The U.S. lost more than 2,400 soldiers and spent nearly $1 trillion since entering Afghanistan in 2001, according to Military Times. Trump ordered more than 7,000 U.S. troops, or around half of the 14,000 in the country, to come home from Afghanistan in late December 2018.

There were roughly 2,000 U.S. troops in Syria “working as advisers to the Syrian Defense Forces or providing other support to local militias battling the Islamic State” as of April 2018, reported USA Today. Trump began drawing down troops in the country in late December.

The Senate voted 68-23 to rebuke a “precipitous withdrawal” from the two countries. The resolution was sponsored by Senate Majority Leader Mitch McConnell, who is often in the president’s corner.
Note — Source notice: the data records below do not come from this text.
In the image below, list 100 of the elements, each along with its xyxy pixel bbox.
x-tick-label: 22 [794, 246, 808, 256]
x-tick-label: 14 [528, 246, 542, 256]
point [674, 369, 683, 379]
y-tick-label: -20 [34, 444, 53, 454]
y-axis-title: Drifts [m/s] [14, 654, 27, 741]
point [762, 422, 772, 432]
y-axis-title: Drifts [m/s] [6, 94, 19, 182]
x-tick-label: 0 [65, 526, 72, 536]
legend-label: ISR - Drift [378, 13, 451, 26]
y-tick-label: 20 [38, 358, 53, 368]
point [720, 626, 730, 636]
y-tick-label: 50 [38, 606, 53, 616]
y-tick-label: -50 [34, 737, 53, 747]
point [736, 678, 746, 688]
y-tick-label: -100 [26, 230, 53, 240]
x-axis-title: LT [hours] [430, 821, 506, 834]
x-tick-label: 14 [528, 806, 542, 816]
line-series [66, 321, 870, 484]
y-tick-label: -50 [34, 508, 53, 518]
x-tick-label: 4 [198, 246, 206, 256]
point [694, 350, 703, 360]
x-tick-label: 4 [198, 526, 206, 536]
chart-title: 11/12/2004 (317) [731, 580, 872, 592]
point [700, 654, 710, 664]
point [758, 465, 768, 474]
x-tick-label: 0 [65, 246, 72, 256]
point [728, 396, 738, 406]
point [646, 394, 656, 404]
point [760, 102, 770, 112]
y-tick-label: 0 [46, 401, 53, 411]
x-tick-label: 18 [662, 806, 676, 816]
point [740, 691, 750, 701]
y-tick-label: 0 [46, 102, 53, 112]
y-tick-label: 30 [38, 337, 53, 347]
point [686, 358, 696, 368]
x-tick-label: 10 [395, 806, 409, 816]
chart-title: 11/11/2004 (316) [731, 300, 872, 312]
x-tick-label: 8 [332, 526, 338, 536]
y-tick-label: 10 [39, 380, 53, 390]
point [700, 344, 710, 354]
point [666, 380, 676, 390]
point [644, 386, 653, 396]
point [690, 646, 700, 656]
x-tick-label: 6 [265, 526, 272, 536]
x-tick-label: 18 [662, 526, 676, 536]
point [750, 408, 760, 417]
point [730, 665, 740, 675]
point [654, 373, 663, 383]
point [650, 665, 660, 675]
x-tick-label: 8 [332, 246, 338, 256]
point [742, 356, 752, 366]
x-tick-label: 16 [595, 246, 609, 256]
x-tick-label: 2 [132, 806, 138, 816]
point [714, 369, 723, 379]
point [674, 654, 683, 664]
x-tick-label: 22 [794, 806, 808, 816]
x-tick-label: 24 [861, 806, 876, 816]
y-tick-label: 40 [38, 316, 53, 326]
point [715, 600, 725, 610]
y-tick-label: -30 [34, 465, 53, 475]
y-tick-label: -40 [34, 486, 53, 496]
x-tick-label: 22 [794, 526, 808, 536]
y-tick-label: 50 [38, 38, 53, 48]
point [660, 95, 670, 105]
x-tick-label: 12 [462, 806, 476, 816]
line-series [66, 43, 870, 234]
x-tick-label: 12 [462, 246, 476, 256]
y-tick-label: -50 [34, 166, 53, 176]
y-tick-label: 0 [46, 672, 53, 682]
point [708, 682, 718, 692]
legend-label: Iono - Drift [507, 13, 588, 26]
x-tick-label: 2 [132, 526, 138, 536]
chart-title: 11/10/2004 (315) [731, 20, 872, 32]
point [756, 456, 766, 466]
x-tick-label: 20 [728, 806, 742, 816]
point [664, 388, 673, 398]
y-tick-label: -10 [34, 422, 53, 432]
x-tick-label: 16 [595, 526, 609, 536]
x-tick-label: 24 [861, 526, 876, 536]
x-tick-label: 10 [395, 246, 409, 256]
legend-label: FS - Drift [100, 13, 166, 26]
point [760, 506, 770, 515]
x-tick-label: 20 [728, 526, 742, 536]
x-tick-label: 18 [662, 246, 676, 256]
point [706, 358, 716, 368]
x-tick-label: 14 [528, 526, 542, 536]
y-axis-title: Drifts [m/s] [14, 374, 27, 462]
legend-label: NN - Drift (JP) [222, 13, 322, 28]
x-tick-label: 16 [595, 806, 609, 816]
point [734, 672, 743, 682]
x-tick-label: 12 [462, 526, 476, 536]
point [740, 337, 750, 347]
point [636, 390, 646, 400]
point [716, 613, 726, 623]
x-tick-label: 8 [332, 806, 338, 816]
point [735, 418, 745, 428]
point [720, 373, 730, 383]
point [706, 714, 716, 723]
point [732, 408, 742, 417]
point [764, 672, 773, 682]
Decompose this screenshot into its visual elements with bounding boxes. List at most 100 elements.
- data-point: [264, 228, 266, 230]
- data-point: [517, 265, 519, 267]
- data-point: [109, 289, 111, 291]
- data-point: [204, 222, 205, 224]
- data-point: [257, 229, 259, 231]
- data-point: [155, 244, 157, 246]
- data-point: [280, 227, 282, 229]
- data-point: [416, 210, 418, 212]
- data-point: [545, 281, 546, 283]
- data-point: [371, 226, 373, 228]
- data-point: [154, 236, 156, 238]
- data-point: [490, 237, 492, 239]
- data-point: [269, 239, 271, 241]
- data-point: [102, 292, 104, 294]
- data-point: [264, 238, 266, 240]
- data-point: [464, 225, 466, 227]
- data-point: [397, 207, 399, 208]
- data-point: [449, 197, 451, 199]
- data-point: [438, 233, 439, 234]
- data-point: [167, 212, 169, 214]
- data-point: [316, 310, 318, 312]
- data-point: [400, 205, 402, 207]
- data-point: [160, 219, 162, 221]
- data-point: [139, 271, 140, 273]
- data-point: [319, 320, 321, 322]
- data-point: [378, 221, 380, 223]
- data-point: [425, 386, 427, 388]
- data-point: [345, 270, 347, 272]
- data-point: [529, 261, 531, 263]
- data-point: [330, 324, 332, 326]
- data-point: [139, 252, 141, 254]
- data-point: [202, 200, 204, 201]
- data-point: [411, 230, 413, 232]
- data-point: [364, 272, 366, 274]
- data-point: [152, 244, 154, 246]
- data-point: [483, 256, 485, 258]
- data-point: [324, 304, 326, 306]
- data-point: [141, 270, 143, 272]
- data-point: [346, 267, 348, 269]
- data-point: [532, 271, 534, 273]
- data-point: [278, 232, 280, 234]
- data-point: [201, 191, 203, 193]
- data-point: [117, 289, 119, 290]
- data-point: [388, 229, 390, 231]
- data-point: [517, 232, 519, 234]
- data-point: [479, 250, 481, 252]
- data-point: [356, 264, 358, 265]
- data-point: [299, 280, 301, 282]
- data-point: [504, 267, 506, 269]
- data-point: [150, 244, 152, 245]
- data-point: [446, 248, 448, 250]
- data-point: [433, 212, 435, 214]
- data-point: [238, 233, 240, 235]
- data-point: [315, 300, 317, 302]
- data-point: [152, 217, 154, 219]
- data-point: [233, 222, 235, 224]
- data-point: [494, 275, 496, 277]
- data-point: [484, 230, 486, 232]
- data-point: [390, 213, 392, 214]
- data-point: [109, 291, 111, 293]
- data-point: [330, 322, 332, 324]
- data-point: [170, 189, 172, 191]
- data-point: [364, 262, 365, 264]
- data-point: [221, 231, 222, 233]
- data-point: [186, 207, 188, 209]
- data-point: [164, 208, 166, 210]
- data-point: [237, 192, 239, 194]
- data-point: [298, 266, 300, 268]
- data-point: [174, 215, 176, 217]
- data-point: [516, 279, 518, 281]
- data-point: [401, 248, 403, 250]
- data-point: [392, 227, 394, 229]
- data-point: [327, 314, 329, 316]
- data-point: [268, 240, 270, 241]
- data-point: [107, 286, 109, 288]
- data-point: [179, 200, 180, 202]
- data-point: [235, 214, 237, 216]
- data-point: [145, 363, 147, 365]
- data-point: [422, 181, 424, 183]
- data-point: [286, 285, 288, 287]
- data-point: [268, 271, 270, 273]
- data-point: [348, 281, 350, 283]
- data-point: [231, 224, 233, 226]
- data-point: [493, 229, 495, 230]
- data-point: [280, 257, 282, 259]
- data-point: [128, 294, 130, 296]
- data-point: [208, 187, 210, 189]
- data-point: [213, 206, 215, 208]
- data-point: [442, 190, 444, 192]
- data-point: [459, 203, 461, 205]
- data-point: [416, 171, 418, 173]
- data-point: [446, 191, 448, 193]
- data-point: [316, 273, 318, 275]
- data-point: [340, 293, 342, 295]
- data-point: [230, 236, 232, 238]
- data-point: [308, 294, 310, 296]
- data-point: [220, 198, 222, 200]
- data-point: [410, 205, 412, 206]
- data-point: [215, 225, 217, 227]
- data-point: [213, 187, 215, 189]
The bill’s stated purpose was:

To express the sense of the Senate that the United States faces continuing threats from terrorist groups operating in Syria and Afghanistan and that the precipitous withdrawal of United States forces from either country could put at risk hard-won gains and United States national security.

Ironically, many of the Senate’s most progressive members sided with Trump. “Prospective” presidential candidates including Vermont Sen. Bernie Sanders, Democratic Massachusetts Sen. Elizabeth Warren and Democratic New York Sen. Kirsten Gillibrand had endorsed Trump’s plan to withdraw troops from Afghanistan and Syria, reported The New York Times.

The Senate’s Thursday rebuke is largely symbolic but is expected to be rolled into “a broader bipartisan Middle East policy bill expected to easily pass the Senate next week,” according to the Times.

The U.S. has been a large part of a NATO coalition fighting the Taliban in Afghanistan since 2001. The U.S. intervened in the Syrian Civil War along with other nations including the United Kingdom and France in 2014.